For a slideshow of the night's activities, click link below.
In the Presence of Soldiers, a new book by Tennessean Woody McMillin was discussed by the author at the Auburntown Historical Society on Feb. 17, followed by a book signing. More than 60 people from Cannon and surrounding counties attended.
Auburntown and Cannon County’s role in Tennessee’s World War II Maneuvers was the subject of a free program presented by author Woody McMillin, at 7 p.m. on Thursday, Feb. 17, at the monthly meeting of the Auburntown Historical Society.
From 1941 to 1944 the U.S. Army conducted seven large-scale maneuvers across most of Middle Tennessee, involving more than 800,000 soldiers in series of simulated combat operations. McMillin’s new book, In the Presence of Soldiers, is an unprecedented account of the massive 2nd Army of Tennessee Maneuvers in which 25 airborne, infantry and armored divisions practiced and refined their deadly skills in the backyards of civilians.

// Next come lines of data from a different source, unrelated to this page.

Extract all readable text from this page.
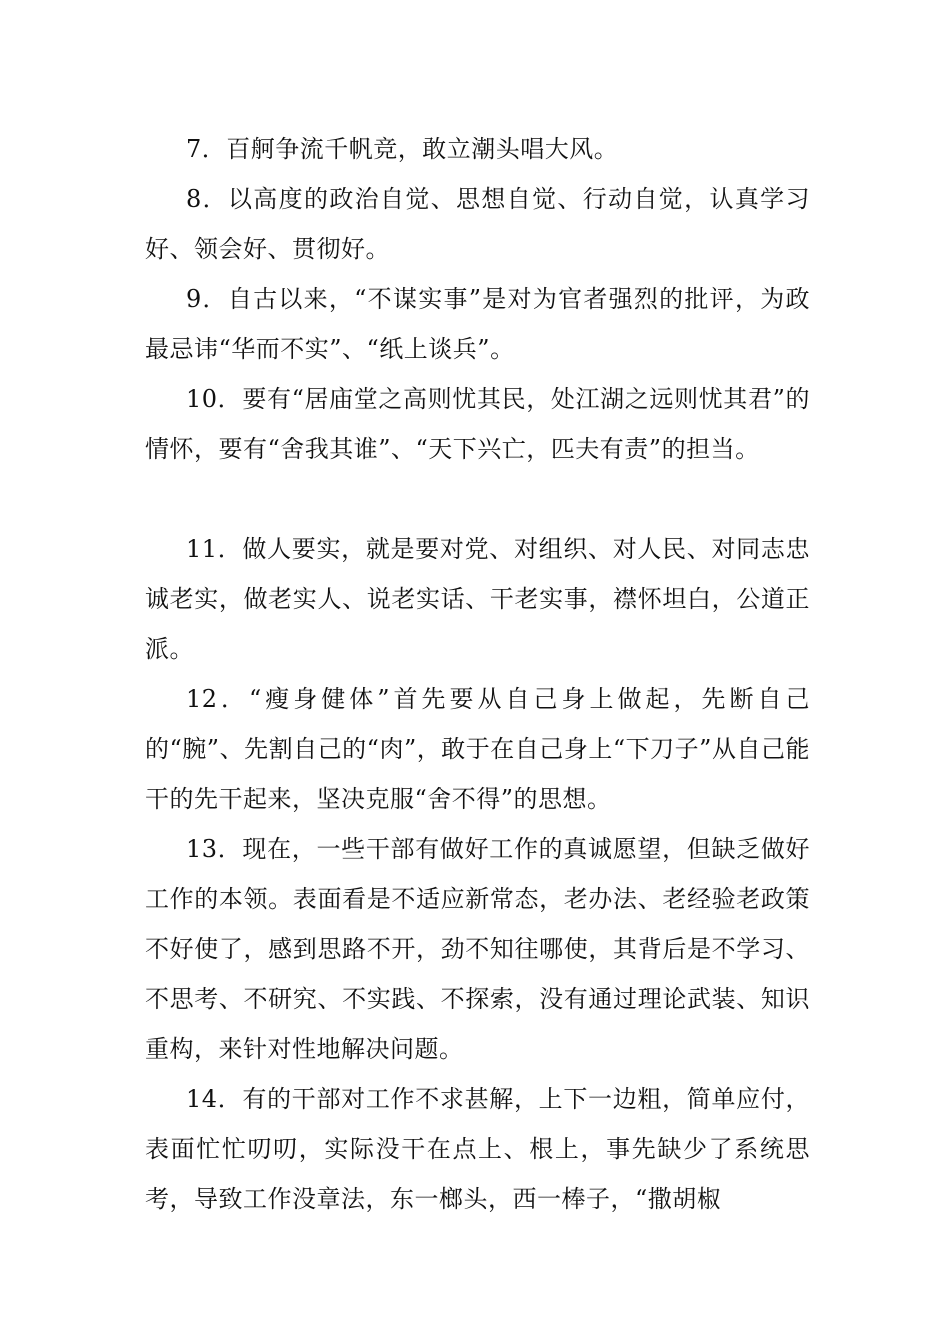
7．百舸争流千帆竞，敢立潮头唱大风。

8．以高度的政治自觉、思想自觉、行动自觉，认真学习好、领会好、贯彻好。

9．自古以来，“不谋实事”是对为官者强烈的批评，为政最忌讳“华而不实”、“纸上谈兵”。

10．要有“居庙堂之高则忧其民，处江湖之远则忧其君”的情怀，要有“舍我其谁”、“天下兴亡，匹夫有责”的担当。

11．做人要实，就是要对党、对组织、对人民、对同志忠诚老实，做老实人、说老实话、干老实事，襟怀坦白，公道正派。

12．“瘦身健体”首先要从自己身上做起，先断自己的“腕”、先割自己的“肉”，敢于在自己身上“下刀子”从自己能干的先干起来，坚决克服“舍不得”的思想。

13．现在，一些干部有做好工作的真诚愿望，但缺乏做好工作的本领。表面看是不适应新常态，老办法、老经验老政策不好使了，感到思路不开，劲不知往哪使，其背后是不学习、不思考、不研究、不实践、不探索，没有通过理论武装、知识重构，来针对性地解决问题。

14．有的干部对工作不求甚解，上下一边粗，简单应付，表面忙忙叨叨，实际没干在点上、根上，事先缺少了系统思考，导致工作没章法，东一榔头，西一棒子，“撒胡椒
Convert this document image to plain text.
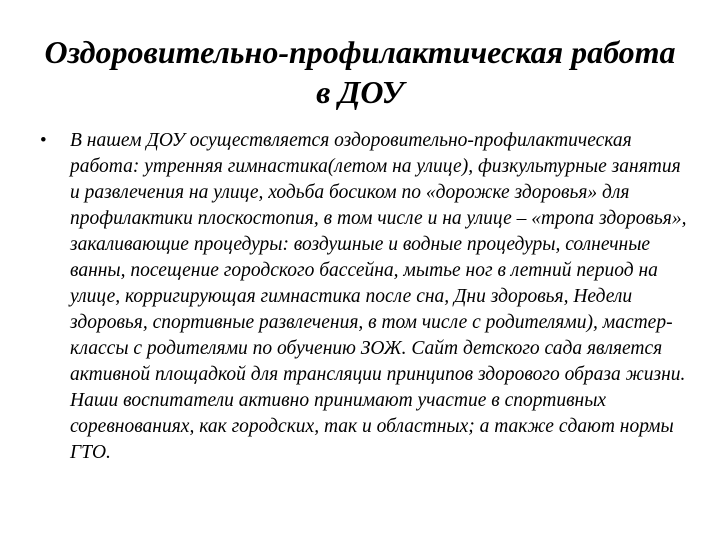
Оздоровительно-профилактическая работа в ДОУ
• В нашем ДОУ осуществляется оздоровительно-профилактическая работа: утренняя гимнастика(летом на улице), физкультурные занятия и развлечения на улице, ходьба босиком по «дорожке здоровья» для профилактики плоскостопия, в том числе и на улице – «тропа здоровья», закаливающие процедуры: воздушные и водные процедуры, солнечные ванны, посещение городского бассейна, мытье ног в летний период на улице, корригирующая гимнастика после сна, Дни здоровья, Недели здоровья, спортивные развлечения, в том числе с родителями), мастер-классы с родителями по обучению ЗОЖ. Сайт детского сада является активной площадкой для трансляции принципов здорового образа жизни. Наши воспитатели активно принимают участие в спортивных соревнованиях, как городских, так и областных; а также сдают нормы ГТО.
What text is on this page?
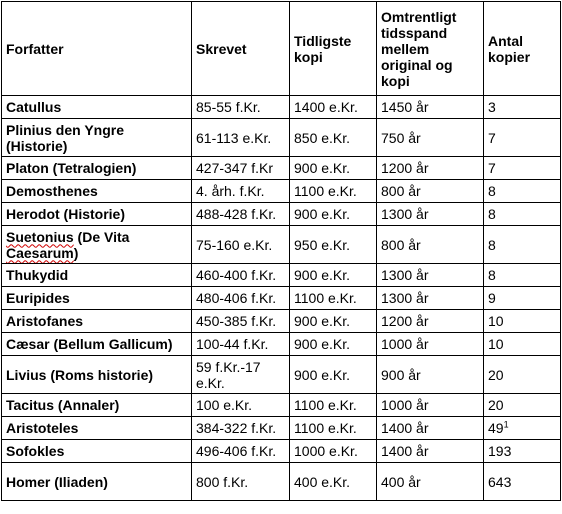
Forfatter	Skrevet	Tidligste kopi	Omtrentligt tidsspand mellem original og kopi	Antal kopier
Catullus	85-55 f.Kr.	1400 e.Kr.	1450 år	3
Plinius den Yngre (Historie)	61-113 e.Kr.	850 e.Kr.	750 år	7
Platon (Tetralogien)	427-347 f.Kr	900 e.Kr.	1200 år	7
Demosthenes	4. årh. f.Kr.	1100 e.Kr.	800 år	8
Herodot (Historie)	488-428 f.Kr.	900 e.Kr.	1300 år	8
Suetonius (De Vita Caesarum)	75-160 e.Kr.	950 e.Kr.	800 år	8
Thukydid	460-400 f.Kr.	900 e.Kr.	1300 år	8
Euripides	480-406 f.Kr.	1100 e.Kr.	1300 år	9
Aristofanes	450-385 f.Kr.	900 e.Kr.	1200 år	10
Cæsar (Bellum Gallicum)	100-44 f.Kr.	900 e.Kr.	1000 år	10
Livius (Roms historie)	59 f.Kr.-17 e.Kr.	900 e.Kr.	900 år	20
Tacitus (Annaler)	100 e.Kr.	1100 e.Kr.	1000 år	20
Aristoteles	384-322 f.Kr.	1100 e.Kr.	1400 år	$49^1$
Sofokles	496-406 f.Kr.	1000 e.Kr.	1400 år	193
Homer (Iliaden)	800 f.Kr.	400 e.Kr.	400 år	643
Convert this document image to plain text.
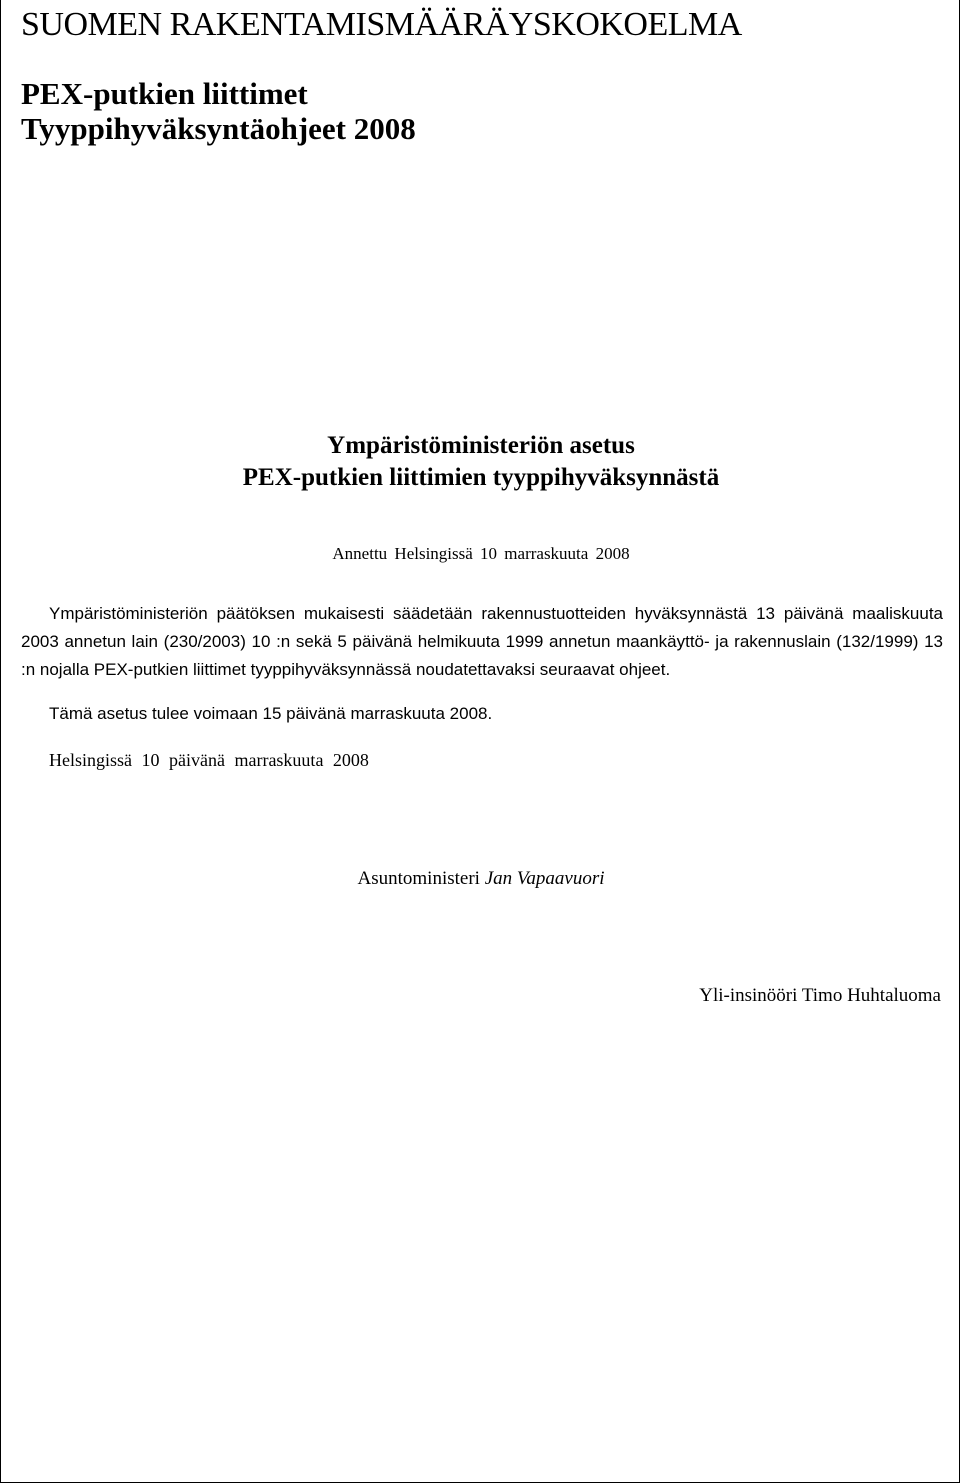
SUOMEN RAKENTAMISMÄÄRÄYSKOKOELMA
PEX-putkien liittimet
Tyyppihyväksyntäohjeet 2008
Ympäristöministeriön asetus
PEX-putkien liittimien tyyppihyväksynnästä
Annettu Helsingissä 10 marraskuuta 2008

Ympäristöministeriön päätöksen mukaisesti säädetään rakennustuotteiden hyväksynnästä 13 päivänä maaliskuuta 2003 annetun lain (230/2003) 10 :n sekä 5 päivänä helmikuuta 1999 annetun maankäyttö- ja rakennuslain (132/1999) 13 :n nojalla PEX-putkien liittimet tyyppihyväksynnässä noudatettavaksi seuraavat ohjeet.

Tämä asetus tulee voimaan 15 päivänä marraskuuta 2008.
Helsingissä 10 päivänä marraskuuta 2008
Asuntoministeri Jan Vapaavuori
Yli-insinööri Timo Huhtaluoma
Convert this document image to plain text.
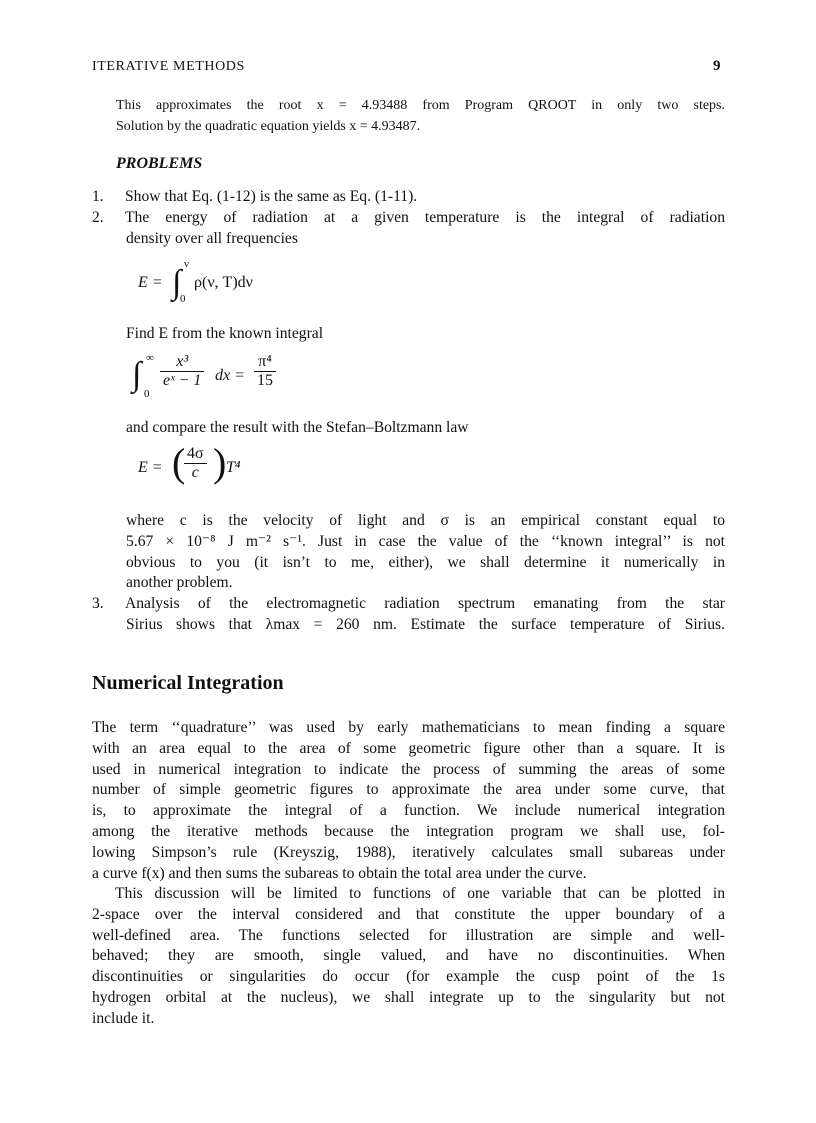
ITERATIVE METHODS	9
This approximates the root x = 4.93488 from Program QROOT in only two steps.
Solution by the quadratic equation yields x = 4.93487.
PROBLEMS
1. Show that Eq. (1-12) is the same as Eq. (1-11).
2. The energy of radiation at a given temperature is the integral of radiation
density over all frequencies
E = ∫ ν
0
ρ(ν, T)dν
Find E from the known integral
∫ ∞
0
$\frac{\text{x³}}{\text{eˣ − 1}}$ dx = $\frac{\text{π⁴}}{15}$
and compare the result with the Stefan–Boltzmann law
E = (
$\frac{4\sigma}{c}$ ) T⁴
where c is the velocity of light and σ is an empirical constant equal to
5.67 × 10⁻⁸ J m⁻² s⁻¹. Just in case the value of the ‘‘known integral’’ is not
obvious to you (it isn’t to me, either), we shall determine it numerically in
another problem.
3. Analysis of the electromagnetic radiation spectrum emanating from the star
Sirius shows that λmax = 260 nm. Estimate the surface temperature of Sirius.
Numerical Integration
The term ‘‘quadrature’’ was used by early mathematicians to mean finding a square
with an area equal to the area of some geometric figure other than a square. It is
used in numerical integration to indicate the process of summing the areas of some
number of simple geometric figures to approximate the area under some curve, that
is, to approximate the integral of a function. We include numerical integration
among the iterative methods because the integration program we shall use, fol-
lowing Simpson’s rule (Kreyszig, 1988), iteratively calculates small subareas under
a curve f(x) and then sums the subareas to obtain the total area under the curve.
This discussion will be limited to functions of one variable that can be plotted in
2-space over the interval considered and that constitute the upper boundary of a
well-defined area. The functions selected for illustration are simple and well-
behaved; they are smooth, single valued, and have no discontinuities. When
discontinuities or singularities do occur (for example the cusp point of the 1s
hydrogen orbital at the nucleus), we shall integrate up to the singularity but not
include it.
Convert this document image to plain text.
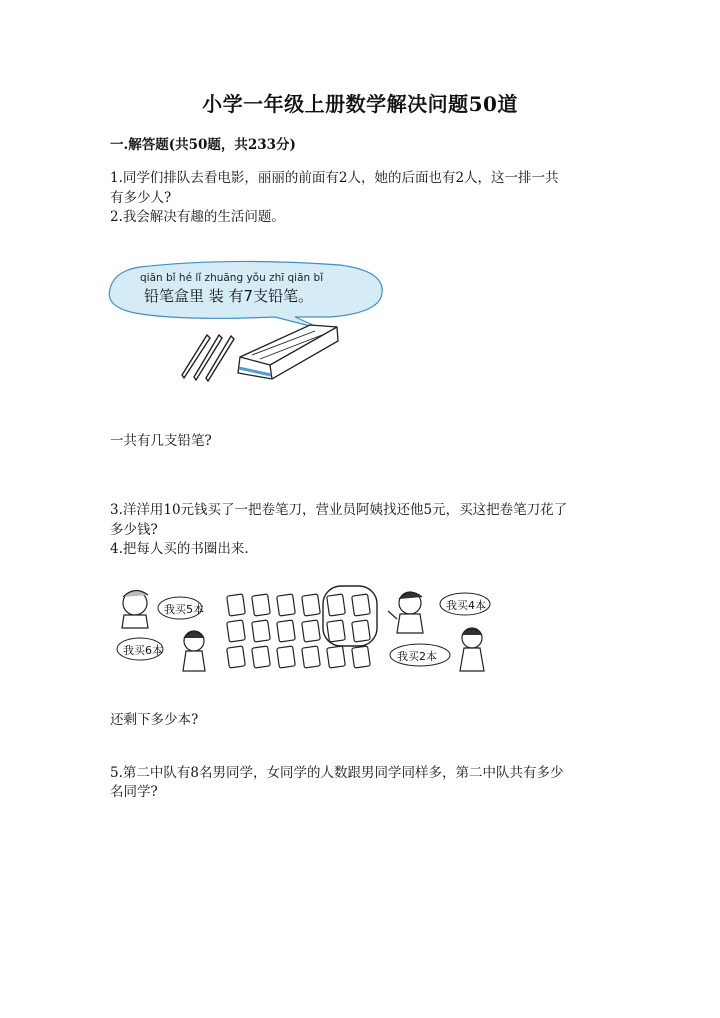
小学一年级上册数学解决问题50道
一.解答题(共50题，共233分)
1.同学们排队去看电影，丽丽的前面有2人，她的后面也有2人，这一排一共
有多少人?
2.我会解决有趣的生活问题。
qiān bǐ hé lǐ zhuāng yǒu zhī qiān bǐ
铅笔盒里 装 有7支铅笔。
一共有几支铅笔?
3.洋洋用10元钱买了一把卷笔刀，营业员阿姨找还他5元，买这把卷笔刀花了
多少钱?
4.把每人买的书圈出来.
我买5本
我买6本
我买4本
我买2本
还剩下多少本?
5.第二中队有8名男同学，女同学的人数跟男同学同样多，第二中队共有多少
名同学?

“Many local residents remember this time period, and they are especially encouraged to attend the lecture,” said Mary Hughes, president of the Auburntown Historical Society. “Woody McMillin spent two years researching and interviewing, collecting hundreds of stories from these who lived through this challenging time in our history.”
McMillin noted that two soldiers were killed in July of 1943 in a tank accident near Auburntown, during the fouth of seven maneuvers. One was Jerres D. Morrison of Clarksville and the other was Eugene F. Novotny of Cleveland, Ohio, and they were most probably from the 10th Armored Division, according to McMillin.
The book offers explanations of every operation with information about where and when the action occurred, divisions and units involved, mission objectives, tactical issues air support and results. It also describes what happened to divisions after they left Tennessee. Much of this information was gleaned from now-declassified National Archives documents.
“The personal recollections of soldiers, war workers and civilians interwoven throughout the narrative helps to recreate the emotions of the time,” Hughes said, adding that McMillin’s broad telling of the story of the Tennessee Maneuvers helps to preserve and record the actions of everyday men women and children as well.
The 498-page book contains 28 pages of photos, most from the National Archives and unpublished until now.
“While I don’t pretend to be a scholar, I’m hopeful that this book preserves an important element of the WWII years and a good read for those who appreciate history,” said McMillin, who autographed books after the meeting.